Denzel Washington and Christopher Plummer in Inside Man
Lee’s subsequent films included He Got Game (1998), a family drama that is both an exposé of college basketball recruiting practices and a paean to the sport, and 25th Hour (2002), which focuses on the last day of freedom for a convicted drug dealer (played by Edward Norton). Inside Man (2006), starring Denzel Washington and Jodie Foster, centres on the negotiations between the police and the bank robbers engaged in a hostage situation, while the mystery Miracle at St. Anna (2008) focuses on the experiences of African American soldiers in World War II. Lee returned to Brooklyn, the setting for several earlier films, for the drama Red Hook Summer (2012). Oldboy (2013) was a violent revenge drama based on a Japanese manga (which had previously been adapted as a South Korean film). Da Sweet Blood of Jesus (2014) was a reinterpretation of the 1973 horror film Ganja & Hess.
Loosely based on Aristophanes’ play Lysistrata (411 bce)—in which the women of the warring city-states Athens and Sparta refuse sexual contact until the Peloponnesian War is ended—Chi-Raq (2015) uses comedy, music, and spoken verse to explore the epidemic of gang violence in Chicago in the early 21st century. The film was the first to be produced by Amazon Studios. Controversial because of its alternatingly irreverent and confrontational tone, the film was nonetheless lauded by many critics for its sui generis examination of racial and class inequality, gang culture, and sexuality.
In 2017 Lee rebooted his debut hit, She’s Gotta Have It, as a Netflix series.
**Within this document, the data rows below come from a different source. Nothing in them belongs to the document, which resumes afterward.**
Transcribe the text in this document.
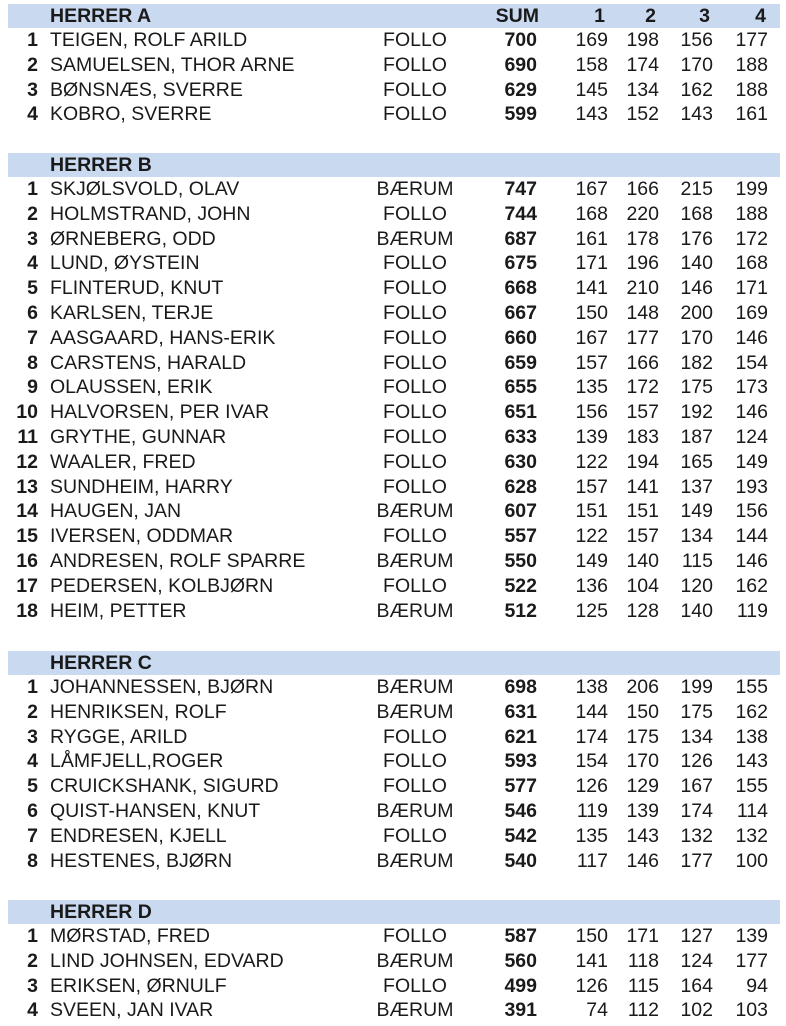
HERRER A	SUM	1 2 3 4
1 TEIGEN, ROLF ARILD	FOLLO	700 169 198 156 177
2 SAMUELSEN, THOR ARNE	FOLLO	690 158 174 170 188
3 BØNSNÆS, SVERRE	FOLLO	629 145 134 162 188
4 KOBRO, SVERRE	FOLLO	599 143 152 143 161
HERRER B
1 SKJØLSVOLD, OLAV	BÆRUM	747 167 166 215 199
2 HOLMSTRAND, JOHN	FOLLO	744 168 220 168 188
3 ØRNEBERG, ODD	BÆRUM	687 161 178 176 172
4 LUND, ØYSTEIN	FOLLO	675 171 196 140 168
5 FLINTERUD, KNUT	FOLLO	668 141 210 146 171
6 KARLSEN, TERJE	FOLLO	667 150 148 200 169
7 AASGAARD, HANS-ERIK	FOLLO	660 167 177 170 146
8 CARSTENS, HARALD	FOLLO	659 157 166 182 154
9 OLAUSSEN, ERIK	FOLLO	655 135 172 175 173
10 HALVORSEN, PER IVAR	FOLLO	651 156 157 192 146
11 GRYTHE, GUNNAR	FOLLO	633 139 183 187 124
12 WAALER, FRED	FOLLO	630 122 194 165 149
13 SUNDHEIM, HARRY	FOLLO	628 157 141 137 193
14 HAUGEN, JAN	BÆRUM	607 151 151 149 156
15 IVERSEN, ODDMAR	FOLLO	557 122 157 134 144
16 ANDRESEN, ROLF SPARRE	BÆRUM	550 149 140 115 146
17 PEDERSEN, KOLBJØRN	FOLLO	522 136 104 120 162
18 HEIM, PETTER	BÆRUM	512 125 128 140 119
HERRER C
1 JOHANNESSEN, BJØRN	BÆRUM	698 138 206 199 155
2 HENRIKSEN, ROLF	BÆRUM	631 144 150 175 162
3 RYGGE, ARILD	FOLLO	621 174 175 134 138
4 LÅMFJELL,ROGER	FOLLO	593 154 170 126 143
5 CRUICKSHANK, SIGURD	FOLLO	577 126 129 167 155
6 QUIST-HANSEN, KNUT	BÆRUM	546 119 139 174 114
7 ENDRESEN, KJELL	FOLLO	542 135 143 132 132
8 HESTENES, BJØRN	BÆRUM	540 117 146 177 100
HERRER D
1 MØRSTAD, FRED	FOLLO	587 150 171 127 139
2 LIND JOHNSEN, EDVARD	BÆRUM	560 141 118 124 177
3 ERIKSEN, ØRNULF	FOLLO	499 126 115 164 94
4 SVEEN, JAN IVAR	BÆRUM	391	74 112 102 103
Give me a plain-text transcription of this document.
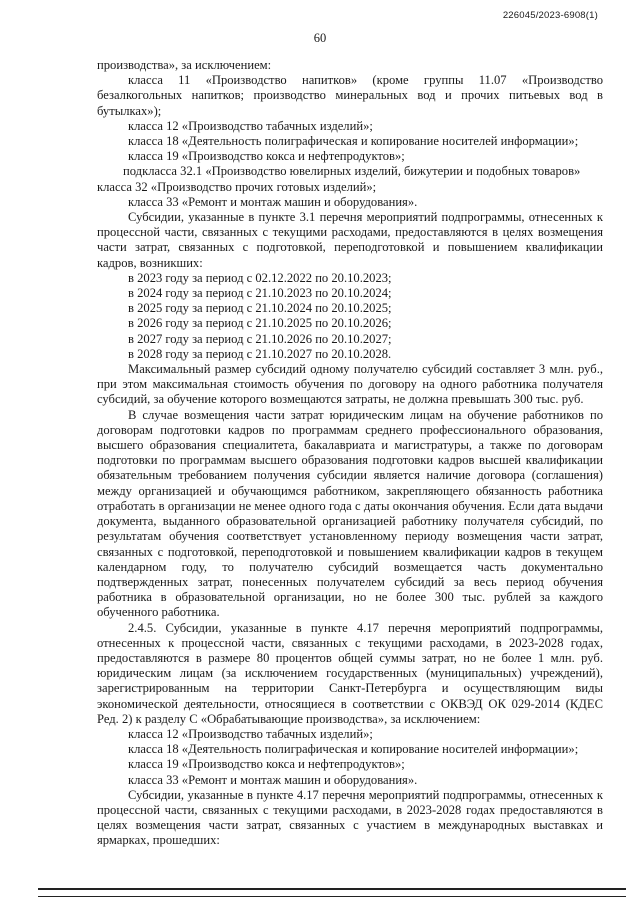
226045/2023-6908(1)
60

производства», за исключением:

класса 11 «Производство напитков» (кроме группы 11.07 «Производство безалкогольных напитков; производство минеральных вод и прочих питьевых вод в бутылках»);

класса 12 «Производство табачных изделий»;

класса 18 «Деятельность полиграфическая и копирование носителей информации»;

класса 19 «Производство кокса и нефтепродуктов»;

подкласса 32.1 «Производство ювелирных изделий, бижутерии и подобных товаров»

класса 32 «Производство прочих готовых изделий»;

класса 33 «Ремонт и монтаж машин и оборудования».

Субсидии, указанные в пункте 3.1 перечня мероприятий подпрограммы, отнесенных к процессной части, связанных с текущими расходами, предоставляются в целях возмещения части затрат, связанных с подготовкой, переподготовкой и повышением квалификации кадров, возникших:

в 2023 году за период с 02.12.2022 по 20.10.2023;

в 2024 году за период с 21.10.2023 по 20.10.2024;

в 2025 году за период с 21.10.2024 по 20.10.2025;

в 2026 году за период с 21.10.2025 по 20.10.2026;

в 2027 году за период с 21.10.2026 по 20.10.2027;

в 2028 году за период с 21.10.2027 по 20.10.2028.

Максимальный размер субсидий одному получателю субсидий составляет 3 млн. руб., при этом максимальная стоимость обучения по договору на одного работника получателя субсидий, за обучение которого возмещаются затраты, не должна превышать 300 тыс. руб.

В случае возмещения части затрат юридическим лицам на обучение работников по договорам подготовки кадров по программам среднего профессионального образования, высшего образования специалитета, бакалавриата и магистратуры, а также по договорам подготовки по программам высшего образования подготовки кадров высшей квалификации обязательным требованием получения субсидии является наличие договора (соглашения) между организацией и обучающимся работником, закрепляющего обязанность работника отработать в организации не менее одного года с даты окончания обучения. Если дата выдачи документа, выданного образовательной организацией работнику получателя субсидий, по результатам обучения соответствует установленному периоду возмещения части затрат, связанных с подготовкой, переподготовкой и повышением квалификации кадров в текущем календарном году, то получателю субсидий возмещается часть документально подтвержденных затрат, понесенных получателем субсидий за весь период обучения работника в образовательной организации, но не более 300 тыс. рублей за каждого обученного работника.

2.4.5. Субсидии, указанные в пункте 4.17 перечня мероприятий подпрограммы, отнесенных к процессной части, связанных с текущими расходами, в 2023-2028 годах, предоставляются в размере 80 процентов общей суммы затрат, но не более 1 млн. руб. юридическим лицам (за исключением государственных (муниципальных) учреждений), зарегистрированным на территории Санкт-Петербурга и осуществляющим виды экономической деятельности, относящиеся в соответствии с ОКВЭД ОК 029-2014 (КДЕС Ред. 2) к разделу С «Обрабатывающие производства», за исключением:

класса 12 «Производство табачных изделий»;

класса 18 «Деятельность полиграфическая и копирование носителей информации»;

класса 19 «Производство кокса и нефтепродуктов»;

класса 33 «Ремонт и монтаж машин и оборудования».

Субсидии, указанные в пункте 4.17 перечня мероприятий подпрограммы, отнесенных к процессной части, связанных с текущими расходами, в 2023-2028 годах предоставляются в целях возмещения части затрат, связанных с участием в международных выставках и ярмарках, прошедших:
The show brought the main character of Nola Darling to 21st-century Brooklyn as she unapologetically navigates her career as an artist and her relationships with three men; the show was canceled in 2019. Lee then returned to themes of race relations with the film BlacKkKlansman (2018), a satire based on the memoir of a Black police officer in Colorado Springs, Colorado, who infiltrated the local Ku Klux Klan chapter in the 1970s. The movie was lauded as a biting commentary on enduring racial tensions in the United States, and Lee won the Academy Award for best adapted screenplay for it, his first competitive win. His next feature film, Da 5 Bloods (2020), centres on a group of Vietnam veterans who return to the Southeast Asian country in order to retrieve the body of their squad leader and locate the treasure they hid years earlier. Ostensibly an action adventure, the movie explores civil rights issues and the battles facing African Americans in the United States. Also in 2020 Lee directed a film version of the Broadway production David Byrne’s American Utopia, which aired on HBO.
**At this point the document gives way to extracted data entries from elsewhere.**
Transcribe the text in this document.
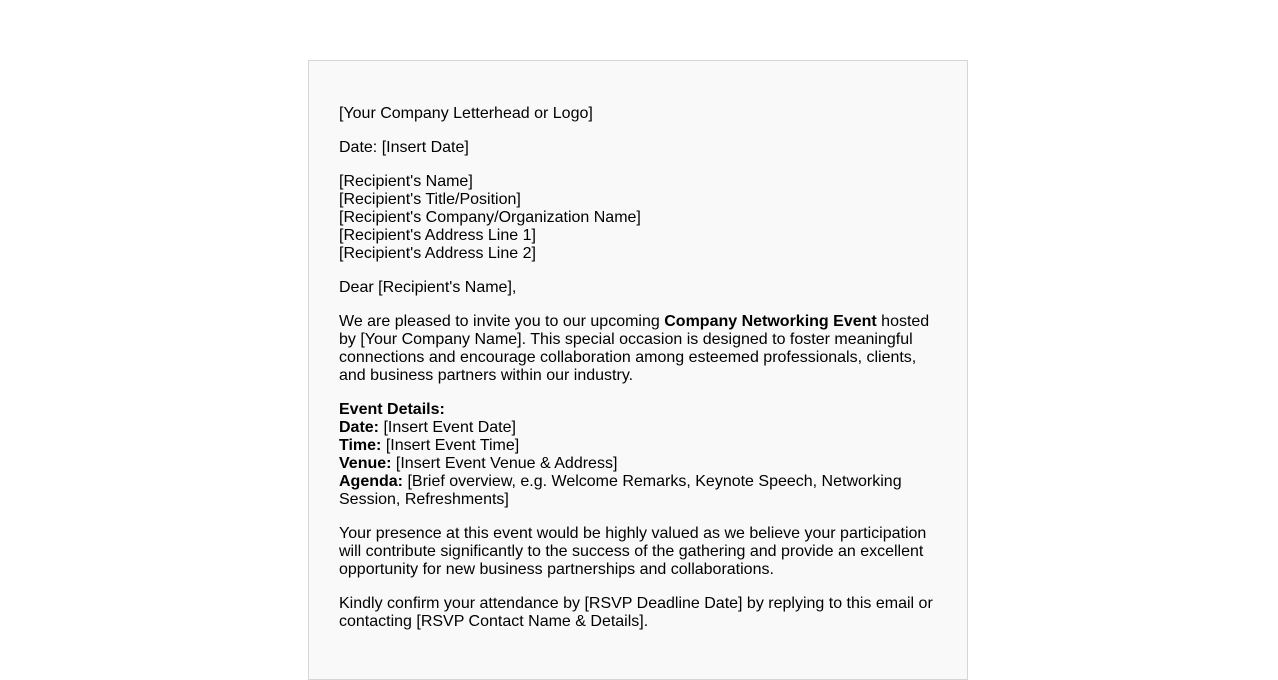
[Your Company Letterhead or Logo]

Date: [Insert Date]

[Recipient's Name]
[Recipient's Title/Position]
[Recipient's Company/Organization Name]
[Recipient's Address Line 1]
[Recipient's Address Line 2]

Dear [Recipient's Name],

We are pleased to invite you to our upcoming Company Networking Event hosted by [Your Company Name]. This special occasion is designed to foster meaningful connections and encourage collaboration among esteemed professionals, clients, and business partners within our industry.

Event Details:
Date: [Insert Event Date]
Time: [Insert Event Time]
Venue: [Insert Event Venue & Address]
Agenda: [Brief overview, e.g. Welcome Remarks, Keynote Speech, Networking Session, Refreshments]

Your presence at this event would be highly valued as we believe your participation will contribute significantly to the success of the gathering and provide an excellent opportunity for new business partnerships and collaborations.

Kindly confirm your attendance by [RSVP Deadline Date] by replying to this email or contacting [RSVP Contact Name & Details].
Lee also continued to direct nonfiction films, including The Original Kings of Comedy (2000), which showcased African American stand-up comedians, and When the Levees Broke (2006), a four-part HBO series outlining the U.S. government’s inadequate response to Hurricane Katrina. A follow-up series, If God Is Willing and da Creek Don’t Rise, aired in 2010. He later helmed the documentary series NYC Epicenters 9/11–20211/2 (2021), which focuses on the impact of the September 11 attacks and the COVID-19 pandemic on New York City. Lee’s other directorial credits included several music videos as well as the Broadway production of Mike Tyson: Undisputed Truth (2012), a one-man show performed by the former heavyweight boxing champion.
Many of Lee’s films can be classified as family affairs: his father, Bill, contributed music to She’s Gotta Have It and Mo’ Better Blues, among others; his sister, Joie, played major roles in several productions; and his brother David Charles Lee was the still photographer.